Here in America, many men have dialed down their ambitions, and not simply in response to a loss of job opportunities. Although three-fourths of the jobs lost in the recent recession were in fields that are overwhelmingly male (including construction, manufacturing and finance), the same number of new ones emerged in health fields, service industries and teaching. Yet surprisingly few men are entering these areas or seeking the education they would need to do so. "Our vast and struggling middle class, where the disparities between men and women are the greatest," writes Ms. Rosin, "is slowly turning into a matriarchy, with men increasingly absent from the workforce and home, and as women make all the decisions."
The result, Ms. Rosin painstakingly shows, is virtually a reversal of the psychological landscape of the 1960s and 1970s. Then, men wondered why they should give up freedom and sex for marriage, child care and the burden of financial responsibility; now it is women asking that question. Then, men complained of clinging, freeloading wives; now Ms.
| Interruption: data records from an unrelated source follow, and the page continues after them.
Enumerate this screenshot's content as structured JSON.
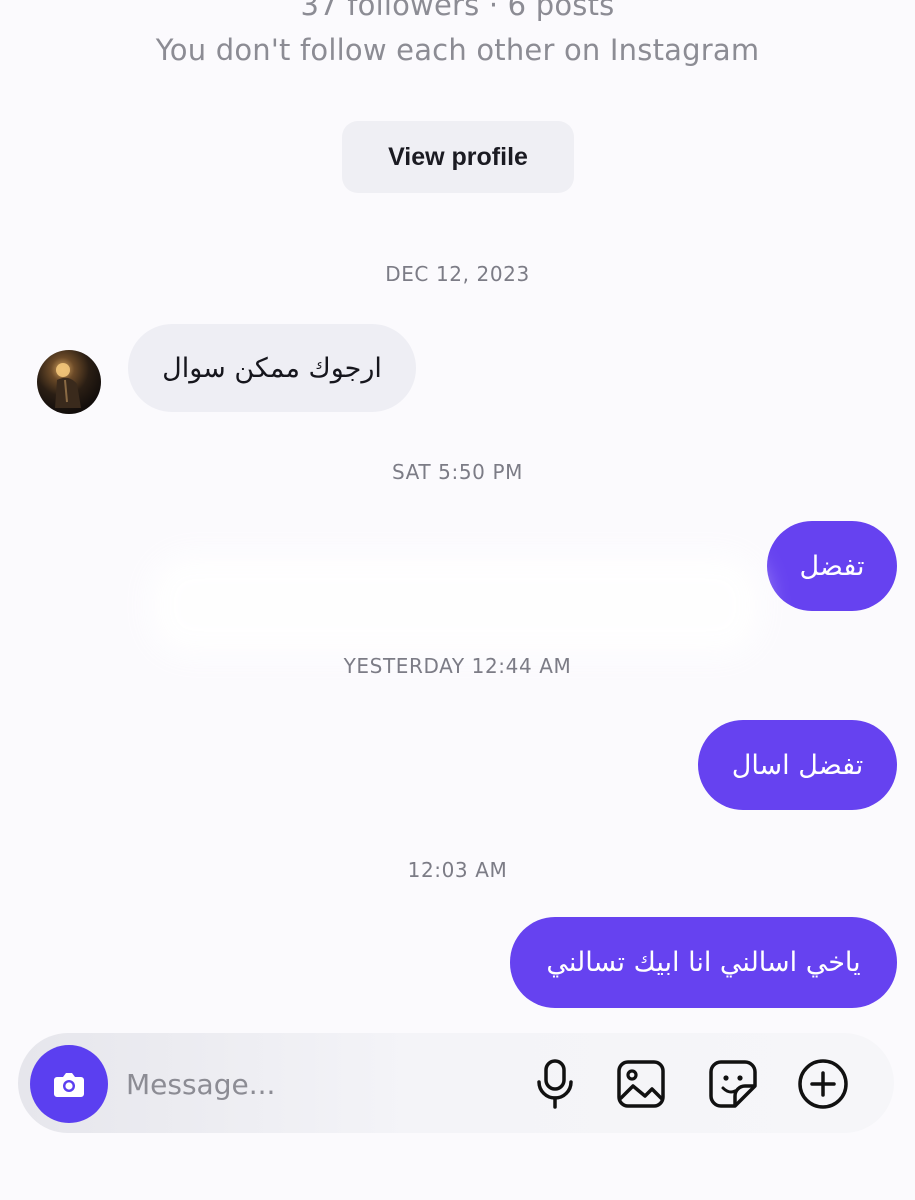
{
  "profile": {
    "stats": "37 followers · 6 posts",
    "follow_note": "You don't follow each other on Instagram",
    "view_profile_label": "View profile"
  },
  "thread": {
    "timestamps": [
      "DEC 12, 2023",
      "SAT 5:50 PM",
      "YESTERDAY 12:44 AM",
      "12:03 AM"
    ],
    "messages": [
      {
        "direction": "incoming",
        "text": "ارجوك ممكن سوال"
      },
      {
        "direction": "outgoing",
        "text": "تفضل"
      },
      {
        "direction": "outgoing",
        "text": "تفضل اسال"
      },
      {
        "direction": "outgoing",
        "text": "ياخي اسالني انا ابيك تسالني"
      }
    ]
  },
  "composer": {
    "placeholder": "Message...",
    "icons": [
      "camera-icon",
      "microphone-icon",
      "gallery-icon",
      "sticker-icon",
      "plus-icon"
    ]
  },
  "colors": {
    "background": "#fbfafd",
    "outgoing_bubble": "#6642f0",
    "incoming_bubble": "#eeeef4",
    "camera_button": "#5b3ff0",
    "secondary_text": "#8c8c94"
  }
}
Rosin hears repeatedly from women that, in the words of one executive, women should "be very careful about marrying freeloading, bloodsucking parasites." Then, it was women who tamped down their aspirations, knowing the objective unlikelihood of attaining them; now it's the men who have "fear of success" and a "why bother?" attitude. Then, if women had casual sex it was to keep the guy happy; now many have casual sex for their own pleasure and to keep from being derailed from their career goals with something "serious."
MGTOW - standing for Men Going Their Own Way - is the acronym you might hear associated with the idea from time to time. Other than references to the Japanese "herbivore" movement, these few recent articles are the first times that I've encountered this in the mainstream press.
Given the current state of family and labour law - producing a society in which women report greater career ambitions and men are more afraid of undesired pregnancy - such male antipathy towards hard work (both in terms of relationships and the labour force) seems somewhat inevitable. It also seems likely to lead to dissatisfaction amongst the female population, and some of this increasing unhappiness has already been documented.